Bring your own distribution

Gatekeeper has no opinion on how flags reach your devices. JSON files are portable by nature. Common patterns:

Method How it works
Git repo Store flags in a repo, pull on each device via scheduled task or config management
File share Drop JSON files on a network share, point Gatekeeper's config to it
Config management Push flags via SCCM, Puppet, Chef, Ansible, DSC, etc.
API + script Fetch flags from an API at runtime, pass the JSON to Read-FeatureFlag
Manual copy Copy files to the device -- works for small-scale or testing

Bring your own logging

The logging system follows the same principle.
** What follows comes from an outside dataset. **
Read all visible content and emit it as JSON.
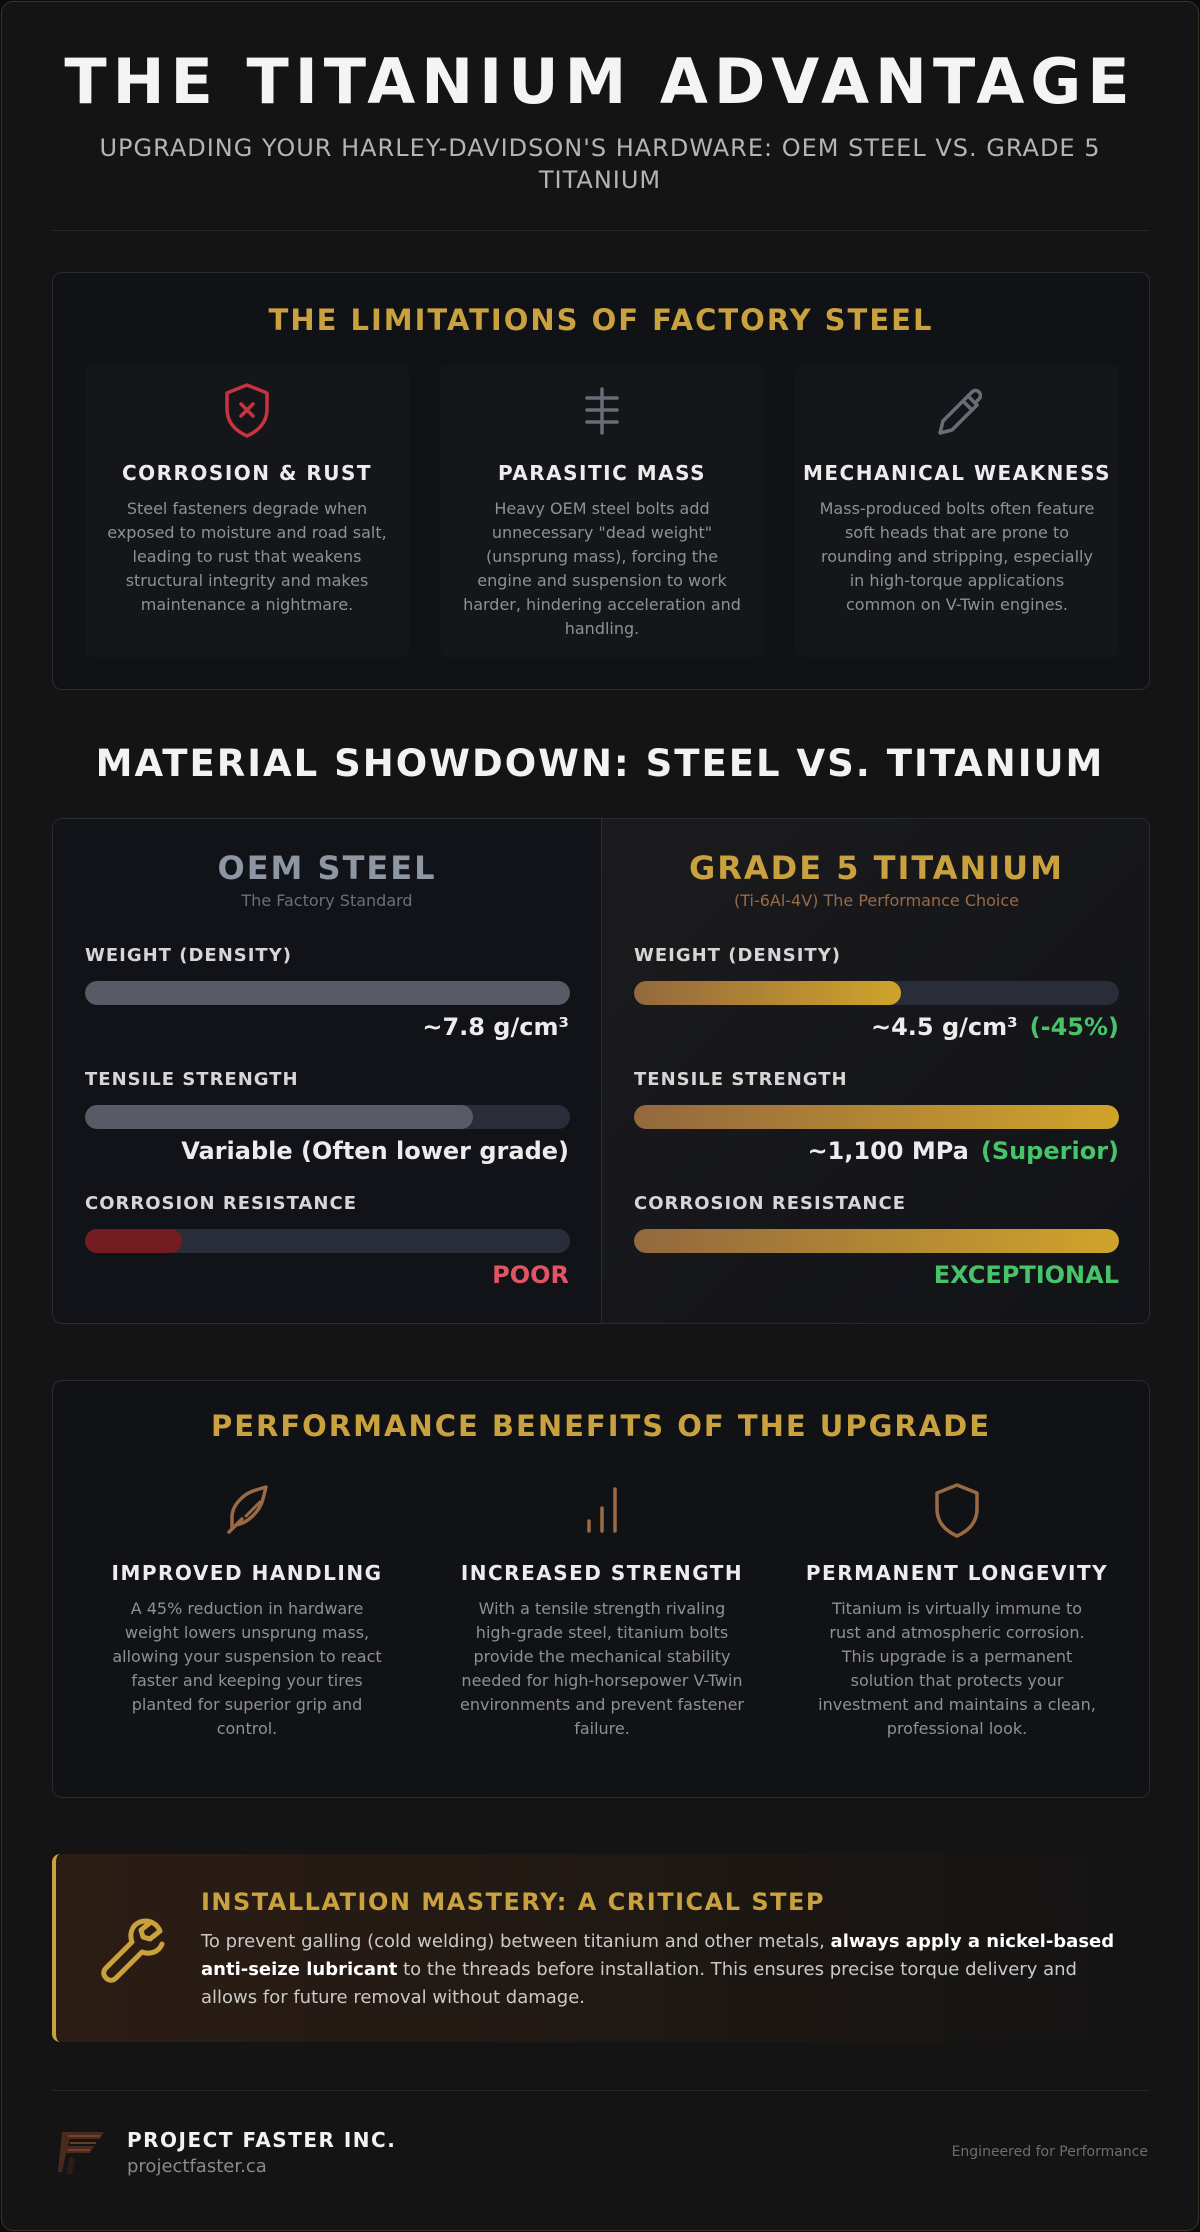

Gatekeeper ships with basic Write-Host / Write-Warning defaults, but you replace them with any script or script file:

  • Write to a log file
  • Send to a SIEM or log aggregator
  • Post to a webhook
  • Call an internal API

The logging script receives the matched $Rule object, so you have full context for your audit trail.

Why this matters

This design means Gatekeeper fits into your existing infrastructure rather than replacing it. You don't need to adopt a new service, database, or SaaS platform. You keep your existing tools for:

  • Authoring -- whatever produces valid JSON
  • Storage -- wherever you keep configuration
  • Distribution -- however you push config to devices
  • Context -- whatever knows about your devices
  • Logging -- wherever you send audit data

Gatekeeper is the evaluation engine in the middle. Everything else is yours.